Prompt: Hello, my name is
Generated text:  Trish and I am a 20 year old US Navy SEAL. In my spare time, I like to read, paint, play guitar and cook. I graduated with a degree in philosophy from the University of Notre Dame in 2009. I was born and raised in Massachusetts, USA.
I served in the 56th Infantry Division during Operation Desert Storm and participated in the anti-terrorist operation "CIA Nightline". I also served as a sniper for the 101st Airborne Division and was the deadliest sniper on the night of June 9, 2005, the day
Prompt: The president of the United States is
Generated text:  200 inches tall. If the president and his first two vice presidents were each 1/3 as tall as the president, what is the height of the president and his first two vice presidents combined?
To find the total height of the president and his first two vice presidents combined, we need to calculate the height of each of them and then sum them up.

1. The height of the president is given as 200 inches.


### Streaming Synchronous Generation

In [3]:
prompts = [
    "Write a short, neutral self-introduction for a fictional character. Hello, my name is",
    "Provide a concise factual statement about France’s capital city. The capital of France is",
    "Explain possible future trends in artificial intelligence. The future of AI is",
]

sampling_params = {
    "temperature": 0.2,
    "top_p": 0.9,
}

print("\n=== Testing synchronous streaming generation with overlap removal ===\n")

for prompt in prompts:
    print(f"Prompt: {prompt}")
    merged_output = stream_and_merge(llm, prompt, sampling_params)
    print("Generated text:", merged_output)
    print()


=== Testing synchronous streaming generation with overlap removal ===

Prompt: Write a short, neutral self-introduction for a fictional character. Hello, my name is


Generated text:  [Name] and I am a [Age] year old [Occupation]. I am a [Skill] who has been [Number of Years] years in the field of [Field of Interest]. I am [Gender] and I have [Number of Children] children. I am [Occupation] and I am [Age]. I am [Gender] and I have [Number of Children] children. I am [Occupation] and I am [Age]. I am [Gender] and I have [Number of Children] children. I am [Occupation] and I am [Age]. I am [Gender] and I

Prompt: Provide a concise factual statement about France’s capital city. The capital of France is


Generated text:  Paris, also known as the City of Light. It is a bustling metropolis with a rich history and a diverse population of over 10 million people. The city is home to iconic landmarks such as the Eiffel Tower, Notre-Dame Cathedral, and the Louvre Museum, as well as numerous museums, theaters, and restaurants. Paris is known for its fashion industry, art scene, and cultural events, making it a popular destination for tourists and locals alike. The city is also home to the French Parliament, the French Academy of Sciences, and the French National Library. Paris is a city of contrasts, with its modern architecture

Prompt: Explain possible future trends in artificial intelligence. The future of AI is


Generated text:  likely to be characterized by a number of trends that are expected to shape the way we live, work, and interact with technology. Here are some potential trends that are likely to shape the future of AI:

1. Increased automation and artificial intelligence: As AI technology continues to improve, we can expect to see more automation and artificial intelligence in our daily lives. This could include the development of more advanced robots and machines that can perform tasks that are currently done by humans, such as manufacturing, healthcare, and transportation.
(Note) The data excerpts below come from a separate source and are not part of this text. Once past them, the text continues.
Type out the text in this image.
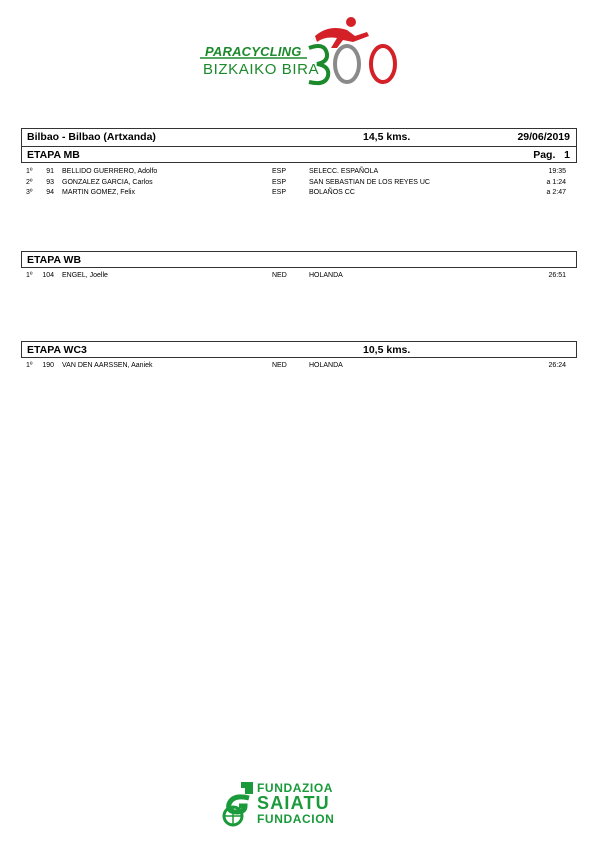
PARACYCLING
BIZKAIKO BIRA
Bilbao - Bilbao (Artxanda)	14,5 kms.	29/06/2019
ETAPA MB	Pag. 1
1º	91 BELLIDO GUERRERO, Adolfo	ESP	SELECC. ESPAÑOLA	19:35
2º	93 GONZALEZ GARCIA, Carlos	ESP	SAN SEBASTIAN DE LOS REYES UC	a 1:24
3º	94 MARTIN GOMEZ, Felix	ESP	BOLAÑOS CC	a 2:47
ETAPA WB
1º	104 ENGEL, Joelle	NED	HOLANDA	26:51
ETAPA WC3	10,5 kms.
1º	190 VAN DEN AARSSEN, Aaniek	NED	HOLANDA	26:24
FUNDAZIOA
SAIATU
FUNDACION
2. Increased use of AI in healthcare: AI is already being used in healthcare to improve patient outcomes and reduce costs. As AI



### Non-streaming Asynchronous Generation

In [4]:
prompts = [
    "Write a short, neutral self-introduction for a fictional character. Hello, my name is",
    "Provide a concise factual statement about France’s capital city. The capital of France is",
    "Explain possible future trends in artificial intelligence. The future of AI is",
]

sampling_params = {"temperature": 0.8, "top_p": 0.95}

print("\n=== Testing asynchronous batch generation ===")


async def main():
    outputs = await llm.async_generate(prompts, sampling_params)
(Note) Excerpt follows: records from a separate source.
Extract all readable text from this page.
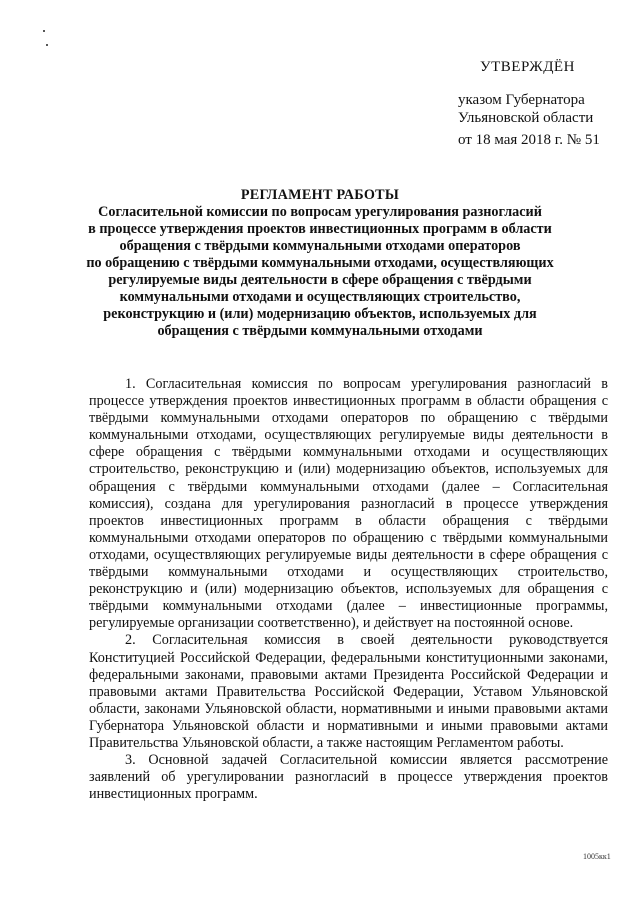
УТВЕРЖДЁН
указом Губернатора
Ульяновской области
от 18 мая 2018 г. № 51
РЕГЛАМЕНТ РАБОТЫ
Согласительной комиссии по вопросам урегулирования разногласий
в процессе утверждения проектов инвестиционных программ в области
обращения с твёрдыми коммунальными отходами операторов
по обращению с твёрдыми коммунальными отходами, осуществляющих
регулируемые виды деятельности в сфере обращения с твёрдыми
коммунальными отходами и осуществляющих строительство,
реконструкцию и (или) модернизацию объектов, используемых для
обращения с твёрдыми коммунальными отходами

1. Согласительная комиссия по вопросам урегулирования разногласий в процессе утверждения проектов инвестиционных программ в области обращения с твёрдыми коммунальными отходами операторов по обращению с твёрдыми коммунальными отходами, осуществляющих регулируемые виды деятельности в сфере обращения с твёрдыми коммунальными отходами и осуществляющих строительство, реконструкцию и (или) модернизацию объектов, используемых для обращения с твёрдыми коммунальными отходами (далее – Согласительная комиссия), создана для урегулирования разногласий в процессе утверждения проектов инвестиционных программ в области обращения с твёрдыми коммунальными отходами операторов по обращению с твёрдыми коммунальными отходами, осуществляющих регулируемые виды деятельности в сфере обращения с твёрдыми коммунальными отходами и осуществляющих строительство, реконструкцию и (или) модернизацию объектов, используемых для обращения с твёрдыми коммунальными отходами (далее – инвестиционные программы, регулируемые организации соответственно), и действует на постоянной основе.

2. Согласительная комиссия в своей деятельности руководствуется Конституцией Российской Федерации, федеральными конституционными законами, федеральными законами, правовыми актами Президента Российской Федерации и правовыми актами Правительства Российской Федерации, Уставом Ульяновской области, законами Ульяновской области, нормативными и иными правовыми актами Губернатора Ульяновской области и нормативными и иными правовыми актами Правительства Ульяновской области, а также настоящим Регламентом работы.

3. Основной задачей Согласительной комиссии является рассмотрение заявлений об урегулировании разногласий в процессе утверждения проектов инвестиционных программ.

1005кк1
    for prompt, output in zip(prompts, outputs):
        print(f"\nPrompt: {prompt}")
        print(f"Generated text: {output['text']}")


asyncio.run(main())


=== Testing asynchronous batch generation ===



Prompt: Write a short, neutral self-introduction for a fictional character. Hello, my name is
Generated text:  ___________ and I'm a/an _________________. I come from a/an _____________. My background is ____________. I'm ____________. What brings you to this place?

I'm excited to meet you and to learn about you and your background. I'd love to get to know you better and to share my experiences and knowledge with you.

---

Remember, my name is **Your Name** and I'm a/an **Your Profession**. I come from a **Your Background**. My background includes **Your Education**. I'm **Your Experience**. What brings you to this place? What do you want

Prompt: Provide a concise factual statement about France’s capital city. The capital of France is
Generated text:  Paris, which is the largest city in the country and serves as its political, cultural, and economic center.
Paris is often considered the "city of love" due to its famous romantic landmarks, including the Eiffel Tower, Louvre Museum, 

### Streaming Asynchronous Generation

In [5]:
prompts = [
    "Write a short, neutral self-introduction for a fictional character. Hello, my name is",
    "Provide a concise factual statement about France’s capital city. The capital of France is",
    "Explain possible future trends in artificial intelligence. The future of AI is",
]

sampling_params = {"temperature": 0.8, "top_p": 0.95}

print("\n=== Testing asynchronous streaming generation (no repeats) ===")


async def main():
    for prompt in prompts:
        print(f"\nPrompt: {prompt}")
        print("Generated text: ", end="", flush=True)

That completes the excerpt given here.